A door clicks open, I look up expecting a serial killer. It’s just Dustin. He ignores the tears streaming down my face, knowing if he acknowledged them I’d just be embarrassed. “I’ll go and return the keys while you pack.” I nod, even though I don’t want to be left alone.
“You finished?” Dustin asks from the doorway after he’s checked out. I look up at him from my position on the floor.
“Yeah.” I answer. I get up from the carpeted surface. I look at the dead flowers in a pot outside the doorway. He brought me flowers! How nice. You should read the note he wrote. Isn’t he just great Taz? I’m so happy. I push Hannah out of my head again. We’re going to the mall this weekend. You have to meet him! I cover my temples with my fingers, why can’t I block this out? Taz, this is Dustin. Dustin this is Taz. I just know you two will be great friends. Get out of my head. My tears turn to sobbing. Wasn’t he just amazing? I’m in love.
“Taz.” Dustin calls, pulling me back to reality. “Are you okay?”
“Fine.” I lie, I grab my suit case. A small sniffle escapes my mouth. He knows I’m not telling the truth but he doesn’t call me out on it. We walk back to the car without talking. I sit in the cold leather seat keeping every memory at bay.
“You know. You’re all she’d ever talk about.” Dustin states out of nowhere as we pull on to the freeway. He stares dully at the road in front of us.
“You’re all she ever talked about to me.” I respond “She loved you. She really did.” I twist my sleeve around my finger. I don’t like talking about the past, it only hurts.
“I think she originally wanted to set us up.” He pauses to glance over at me “But then I don’t know something clicked and Hannah and I started dating.” His eyes begin to glaze over, I turn away not wanting to feel any type of emotion right now.

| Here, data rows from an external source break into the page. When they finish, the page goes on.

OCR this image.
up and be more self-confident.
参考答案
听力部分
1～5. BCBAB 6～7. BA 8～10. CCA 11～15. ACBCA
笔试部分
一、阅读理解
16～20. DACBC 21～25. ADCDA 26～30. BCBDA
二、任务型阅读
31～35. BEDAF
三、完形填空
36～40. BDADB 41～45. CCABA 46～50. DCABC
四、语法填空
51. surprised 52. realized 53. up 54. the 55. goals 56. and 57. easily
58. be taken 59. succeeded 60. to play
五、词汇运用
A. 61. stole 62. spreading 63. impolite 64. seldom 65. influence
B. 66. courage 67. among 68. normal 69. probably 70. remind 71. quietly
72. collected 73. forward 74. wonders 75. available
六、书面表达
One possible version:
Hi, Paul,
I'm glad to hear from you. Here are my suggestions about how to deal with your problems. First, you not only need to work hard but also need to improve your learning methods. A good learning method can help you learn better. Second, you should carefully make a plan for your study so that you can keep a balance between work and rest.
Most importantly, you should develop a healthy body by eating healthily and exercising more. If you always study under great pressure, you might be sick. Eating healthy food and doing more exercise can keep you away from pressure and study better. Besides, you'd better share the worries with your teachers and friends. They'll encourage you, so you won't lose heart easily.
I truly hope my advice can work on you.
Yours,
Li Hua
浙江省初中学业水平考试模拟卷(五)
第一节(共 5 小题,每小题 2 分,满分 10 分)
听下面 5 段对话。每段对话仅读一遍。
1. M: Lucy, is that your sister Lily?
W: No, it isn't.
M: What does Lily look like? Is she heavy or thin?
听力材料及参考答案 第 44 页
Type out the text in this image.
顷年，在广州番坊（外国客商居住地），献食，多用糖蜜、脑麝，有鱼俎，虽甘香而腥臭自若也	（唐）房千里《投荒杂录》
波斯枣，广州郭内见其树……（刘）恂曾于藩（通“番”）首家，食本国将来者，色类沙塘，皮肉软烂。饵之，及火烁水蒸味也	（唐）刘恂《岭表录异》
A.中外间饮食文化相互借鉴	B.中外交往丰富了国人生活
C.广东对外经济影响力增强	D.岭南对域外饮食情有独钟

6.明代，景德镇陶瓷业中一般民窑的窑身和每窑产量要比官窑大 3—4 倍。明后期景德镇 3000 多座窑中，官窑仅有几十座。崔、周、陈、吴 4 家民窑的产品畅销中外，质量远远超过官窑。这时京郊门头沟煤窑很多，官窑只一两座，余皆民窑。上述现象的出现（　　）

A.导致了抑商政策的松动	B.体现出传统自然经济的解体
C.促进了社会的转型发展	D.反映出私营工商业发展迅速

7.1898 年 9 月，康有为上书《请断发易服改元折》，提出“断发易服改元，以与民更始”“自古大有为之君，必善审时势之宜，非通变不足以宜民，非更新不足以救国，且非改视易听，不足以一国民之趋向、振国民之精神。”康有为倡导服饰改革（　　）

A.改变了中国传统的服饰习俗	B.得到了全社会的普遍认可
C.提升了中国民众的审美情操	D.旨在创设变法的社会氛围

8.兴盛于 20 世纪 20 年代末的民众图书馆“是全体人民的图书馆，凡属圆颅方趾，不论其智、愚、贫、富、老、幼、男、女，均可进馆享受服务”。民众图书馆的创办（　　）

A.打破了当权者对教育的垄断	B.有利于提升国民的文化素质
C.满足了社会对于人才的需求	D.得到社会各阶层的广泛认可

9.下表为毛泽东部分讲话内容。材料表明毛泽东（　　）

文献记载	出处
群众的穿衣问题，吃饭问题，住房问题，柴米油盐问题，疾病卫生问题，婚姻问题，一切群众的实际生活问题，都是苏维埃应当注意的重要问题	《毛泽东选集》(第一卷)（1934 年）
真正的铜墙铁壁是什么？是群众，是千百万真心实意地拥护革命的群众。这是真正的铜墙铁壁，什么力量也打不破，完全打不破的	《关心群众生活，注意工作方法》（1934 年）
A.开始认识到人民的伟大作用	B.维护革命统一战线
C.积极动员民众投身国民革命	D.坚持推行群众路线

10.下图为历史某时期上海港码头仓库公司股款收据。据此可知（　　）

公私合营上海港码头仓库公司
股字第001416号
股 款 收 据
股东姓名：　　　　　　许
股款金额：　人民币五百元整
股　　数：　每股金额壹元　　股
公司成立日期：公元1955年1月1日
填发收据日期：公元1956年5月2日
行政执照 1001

Maybe I didn’t lose all emotion, maybe I pushed it all away. But it’s hard like this I can’t even feel joy anymore. After my parents died things changed I guess. I wasn’t ever as happy, and everything felt a little bland. After Hannah died all of my emotion numbed. And if Dustin dies too, I can’t even imagine the misery I would go through. The thought of losing the only person I have left nearly destroys me right here right now in the car.
The car shakes when we drive over a fairly good sized bump in the road. My head smacks against the window spreading a stinging pain across my forehead.
“Sorry” Dustin mutters, he taps his finger on the steering wheel just like he did the other day. Must be another one of his endless nervous habits. I look out the window to take in the landscape. Grass, trees, mountains. Nothing that I haven’t seen before. Everything is beautiful, sometimes you just have to look harder. I wish Hannah would stop popping into my head, I wish it could all just disappear. Maybe it would be easier then.
“She never told me how you two met. Was it really that bad?” I ask with curiosity
“I was buying tampons.” I turn to look at him, so he explains “For my Mom.”
“She thought that was cute didn’t she?” I bite the tip of my nail.
“Maybe.” He answers before he shrugs. I don’t continue on with the conversation, he doesn’t seem to want to talk about Hannah right now. I smack my head on the window again when Dustin drives over what I’m hoping is not a ball of fur in the road. This is going to be a long drive.